Re: [RFC PATCH 00/10] Make O_SYNC writethrough

Matthew Wilcox <willy@xxxxxxxxxxxxx> · Thu, 5 May 2022 06:07:11 +0100

On Thu, May 05, 2022 at 02:58:21PM +1000, Dave Chinner wrote:
> On Tue, May 03, 2022 at 07:39:58AM +0100, Matthew Wilcox (Oracle) wrote:
> > This is very much in development and basically untested, but Damian
> > started describing to me something that he wanted, and I told him he
> > was asking for the wrong thing, and I already had this patch series
> > in progress.  If someone wants to pick it up and make it mergable,
> > that'd be grand.
> 
> That've very non-descriptive. Saying "someone wanted something, I said it's
> wrong, so here's a patch series about something else" doesn't tell me anything
> about the problem that Damien was trying to solve.

Sorry about that.  I was a bit jet-lagged when I wrote it.

> > The idea is that an O_SYNC write is always going to want to write, and
> > we know that at the time we're storing into the page cache.  So for an
> > otherwise clean folio, we can skip the part where we dirty the folio,
> > find the dirty folios and wait for their writeback.
> 
> What exactly is this shortcut trying to optimise away? A bit of CPU
> time?
> 
> O_SYNC is already a write-through operation - we just call
> filemap_write_and_wait_range() once we've copied the data into the
> page cache and dirtied the page. What does skipping the dirty page
> step gain us?

Two things; the original reason I was doing this, and Damien's reason.

My reason: a small write to a large folio will cause the entire folio to
be dirtied and written.  This is unnecessary with O_SYNC; we're about
to force the write anyway; we may as well do the write of the part of
the folio which is modified, and skip the whole dirtying step.

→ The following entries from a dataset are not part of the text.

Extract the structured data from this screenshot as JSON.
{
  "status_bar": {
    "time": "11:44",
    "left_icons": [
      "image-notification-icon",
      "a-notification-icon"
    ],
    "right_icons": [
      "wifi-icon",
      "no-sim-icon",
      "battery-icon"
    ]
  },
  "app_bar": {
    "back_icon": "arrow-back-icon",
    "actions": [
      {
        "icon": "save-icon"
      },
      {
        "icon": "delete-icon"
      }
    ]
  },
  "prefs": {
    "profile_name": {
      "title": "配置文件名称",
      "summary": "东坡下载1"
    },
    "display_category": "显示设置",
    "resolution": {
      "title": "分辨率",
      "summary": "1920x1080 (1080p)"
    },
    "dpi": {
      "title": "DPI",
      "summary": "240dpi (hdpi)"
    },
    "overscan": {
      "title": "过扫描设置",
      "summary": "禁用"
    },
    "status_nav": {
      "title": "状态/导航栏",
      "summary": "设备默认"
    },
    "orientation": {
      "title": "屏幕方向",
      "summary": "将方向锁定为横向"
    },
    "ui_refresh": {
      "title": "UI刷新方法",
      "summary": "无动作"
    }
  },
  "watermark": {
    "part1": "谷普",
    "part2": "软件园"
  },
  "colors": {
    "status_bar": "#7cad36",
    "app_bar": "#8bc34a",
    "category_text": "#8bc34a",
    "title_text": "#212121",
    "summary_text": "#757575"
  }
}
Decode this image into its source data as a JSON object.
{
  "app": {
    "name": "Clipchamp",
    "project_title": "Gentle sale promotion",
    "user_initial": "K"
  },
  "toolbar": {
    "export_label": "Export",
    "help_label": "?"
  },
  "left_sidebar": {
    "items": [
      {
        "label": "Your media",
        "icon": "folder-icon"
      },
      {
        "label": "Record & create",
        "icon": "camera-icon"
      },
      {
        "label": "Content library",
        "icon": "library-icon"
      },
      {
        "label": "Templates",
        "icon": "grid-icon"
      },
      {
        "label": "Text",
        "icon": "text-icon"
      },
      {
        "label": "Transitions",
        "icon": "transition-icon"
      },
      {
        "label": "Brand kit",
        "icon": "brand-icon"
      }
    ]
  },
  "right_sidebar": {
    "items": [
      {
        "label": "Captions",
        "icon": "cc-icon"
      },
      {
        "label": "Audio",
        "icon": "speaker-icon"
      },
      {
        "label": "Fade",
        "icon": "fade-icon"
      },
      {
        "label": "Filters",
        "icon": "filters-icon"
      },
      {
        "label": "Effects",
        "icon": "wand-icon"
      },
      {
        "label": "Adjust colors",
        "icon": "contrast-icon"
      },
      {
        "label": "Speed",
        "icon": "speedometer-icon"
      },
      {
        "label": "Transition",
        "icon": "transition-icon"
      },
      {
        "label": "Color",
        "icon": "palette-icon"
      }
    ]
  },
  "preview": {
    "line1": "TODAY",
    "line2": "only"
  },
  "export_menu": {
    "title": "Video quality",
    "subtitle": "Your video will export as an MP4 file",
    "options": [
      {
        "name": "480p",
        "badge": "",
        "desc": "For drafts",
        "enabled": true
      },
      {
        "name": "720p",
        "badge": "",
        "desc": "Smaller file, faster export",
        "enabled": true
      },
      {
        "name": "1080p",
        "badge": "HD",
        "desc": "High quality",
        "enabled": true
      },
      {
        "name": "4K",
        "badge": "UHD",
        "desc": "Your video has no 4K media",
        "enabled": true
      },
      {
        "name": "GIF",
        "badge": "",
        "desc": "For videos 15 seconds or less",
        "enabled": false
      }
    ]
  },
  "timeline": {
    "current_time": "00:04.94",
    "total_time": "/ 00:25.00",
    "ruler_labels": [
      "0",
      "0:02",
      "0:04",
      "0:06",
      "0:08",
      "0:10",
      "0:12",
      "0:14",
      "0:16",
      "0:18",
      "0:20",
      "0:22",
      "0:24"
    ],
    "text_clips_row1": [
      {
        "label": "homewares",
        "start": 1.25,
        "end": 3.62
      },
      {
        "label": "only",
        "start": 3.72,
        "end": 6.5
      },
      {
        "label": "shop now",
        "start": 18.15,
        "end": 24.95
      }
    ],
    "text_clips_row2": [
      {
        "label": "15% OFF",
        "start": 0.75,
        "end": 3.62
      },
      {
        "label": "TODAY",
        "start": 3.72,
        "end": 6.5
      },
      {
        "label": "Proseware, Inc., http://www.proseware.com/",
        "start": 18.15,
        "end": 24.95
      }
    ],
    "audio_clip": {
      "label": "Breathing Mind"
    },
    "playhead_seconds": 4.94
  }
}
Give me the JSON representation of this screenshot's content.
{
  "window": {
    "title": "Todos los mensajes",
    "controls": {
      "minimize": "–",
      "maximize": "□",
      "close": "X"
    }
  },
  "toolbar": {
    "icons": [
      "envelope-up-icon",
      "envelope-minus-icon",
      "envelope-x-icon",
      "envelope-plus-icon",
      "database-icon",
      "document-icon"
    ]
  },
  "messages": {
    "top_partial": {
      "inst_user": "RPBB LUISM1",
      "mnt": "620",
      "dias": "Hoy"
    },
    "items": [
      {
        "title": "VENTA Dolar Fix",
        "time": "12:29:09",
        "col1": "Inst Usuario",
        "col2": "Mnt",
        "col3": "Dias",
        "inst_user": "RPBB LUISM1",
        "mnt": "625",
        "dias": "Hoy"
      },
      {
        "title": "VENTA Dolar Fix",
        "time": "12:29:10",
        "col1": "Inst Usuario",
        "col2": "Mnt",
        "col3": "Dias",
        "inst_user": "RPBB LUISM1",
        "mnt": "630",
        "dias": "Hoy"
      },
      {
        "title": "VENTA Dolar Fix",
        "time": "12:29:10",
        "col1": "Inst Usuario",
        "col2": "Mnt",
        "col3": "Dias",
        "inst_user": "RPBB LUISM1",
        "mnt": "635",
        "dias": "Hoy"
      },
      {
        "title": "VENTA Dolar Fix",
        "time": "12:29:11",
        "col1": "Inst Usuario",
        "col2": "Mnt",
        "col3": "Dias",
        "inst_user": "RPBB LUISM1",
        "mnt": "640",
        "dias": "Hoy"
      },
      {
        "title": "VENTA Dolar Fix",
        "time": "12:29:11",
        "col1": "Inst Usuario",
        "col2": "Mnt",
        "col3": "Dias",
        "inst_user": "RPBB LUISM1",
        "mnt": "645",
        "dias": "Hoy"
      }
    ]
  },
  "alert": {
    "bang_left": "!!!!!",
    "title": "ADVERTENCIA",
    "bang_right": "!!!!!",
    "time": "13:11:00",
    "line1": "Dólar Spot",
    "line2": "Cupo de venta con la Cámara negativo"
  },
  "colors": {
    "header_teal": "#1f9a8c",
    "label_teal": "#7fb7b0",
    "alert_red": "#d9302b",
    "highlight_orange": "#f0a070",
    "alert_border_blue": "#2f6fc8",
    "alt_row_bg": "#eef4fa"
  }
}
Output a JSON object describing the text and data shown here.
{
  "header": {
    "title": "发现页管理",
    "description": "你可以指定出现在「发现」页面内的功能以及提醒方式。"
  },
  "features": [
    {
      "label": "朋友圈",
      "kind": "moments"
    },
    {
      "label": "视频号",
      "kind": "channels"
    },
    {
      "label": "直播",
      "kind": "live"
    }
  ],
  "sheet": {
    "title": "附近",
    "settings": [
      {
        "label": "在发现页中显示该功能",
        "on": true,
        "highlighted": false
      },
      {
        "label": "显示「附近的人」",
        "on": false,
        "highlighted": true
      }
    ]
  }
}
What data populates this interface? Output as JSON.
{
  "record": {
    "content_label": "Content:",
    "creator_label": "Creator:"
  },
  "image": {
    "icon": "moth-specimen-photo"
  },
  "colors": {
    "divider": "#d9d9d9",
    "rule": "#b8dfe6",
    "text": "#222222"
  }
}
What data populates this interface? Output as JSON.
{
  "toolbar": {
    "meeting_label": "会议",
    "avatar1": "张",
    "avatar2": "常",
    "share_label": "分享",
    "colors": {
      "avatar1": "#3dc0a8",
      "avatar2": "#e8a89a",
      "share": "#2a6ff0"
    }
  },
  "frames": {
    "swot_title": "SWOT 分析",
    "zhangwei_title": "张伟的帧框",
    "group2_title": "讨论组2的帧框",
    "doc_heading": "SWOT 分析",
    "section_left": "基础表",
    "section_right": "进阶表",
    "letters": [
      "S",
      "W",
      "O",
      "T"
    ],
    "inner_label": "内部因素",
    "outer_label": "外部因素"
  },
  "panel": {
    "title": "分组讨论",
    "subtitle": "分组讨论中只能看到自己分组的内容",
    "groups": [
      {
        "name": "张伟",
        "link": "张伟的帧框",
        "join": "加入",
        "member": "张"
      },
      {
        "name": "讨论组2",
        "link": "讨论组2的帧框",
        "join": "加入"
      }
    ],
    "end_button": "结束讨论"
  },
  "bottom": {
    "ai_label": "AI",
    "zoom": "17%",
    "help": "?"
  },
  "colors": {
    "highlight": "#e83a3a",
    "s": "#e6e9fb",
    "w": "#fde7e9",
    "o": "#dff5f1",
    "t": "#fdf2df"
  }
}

Damien's reason: It's racy.  Somebody else (... even vmscan) could cause
folios to be written out of order.  This matters for ZoneFS because
writing a file out of order is Not Allowed.  He was looking at relaxing
O_DIRECT, but I think what he really wants is a writethrough page cache.

> > We can just mark the
> > folio as writeback-in-progress and start the IO there and then (where we
> > know exactly which blocks need to be written, so possibly a smaller I/O
> > than writing the entire page).  The existing "find dirty pages, start
> > I/O and wait on them" code will end up waiting on this pre-started I/O
> > to complete, even though it didn't start any of its own I/O.
> > 
> > The important part is patch 9.  Everything before it is boring prep work.
> > I'm in two minds about whether to keep the 'write_through' bool, or
> > remove it.  So feel to read patches 9+10 squashed together, or as if
> > patch 10 doesn't exist.  Whichever feels better.
> > 
> > The biggest problem with all this is that iomap doesn't have the necessary
> > information to cause extent allocation, so if you do an O_SYNC write
> > to an extent which is HOLE or DELALLOC, we can't do this optimisation.
> > Maybe that doesn't really matter for interesting applications.  I suspect
> > it doesn't matter for ZoneFS.
> 
> This seems like a lot of complexity for only partial support. It
> introduces races with page dirtying and cleaning, it likely has
> interesting issues with all the VM dirty/writeback accounting
> (because this series is using a completion path that expects the
> submission path has done it's side of the accounting) and it only
> works in certain preconditions are met.

If we want to have better O_SYNC support, I think we can improve those
conditions.  For example, XFS could preallocate the blocks before calling
into iomap.  Since it's an O_SYNC write, everything is already terrible.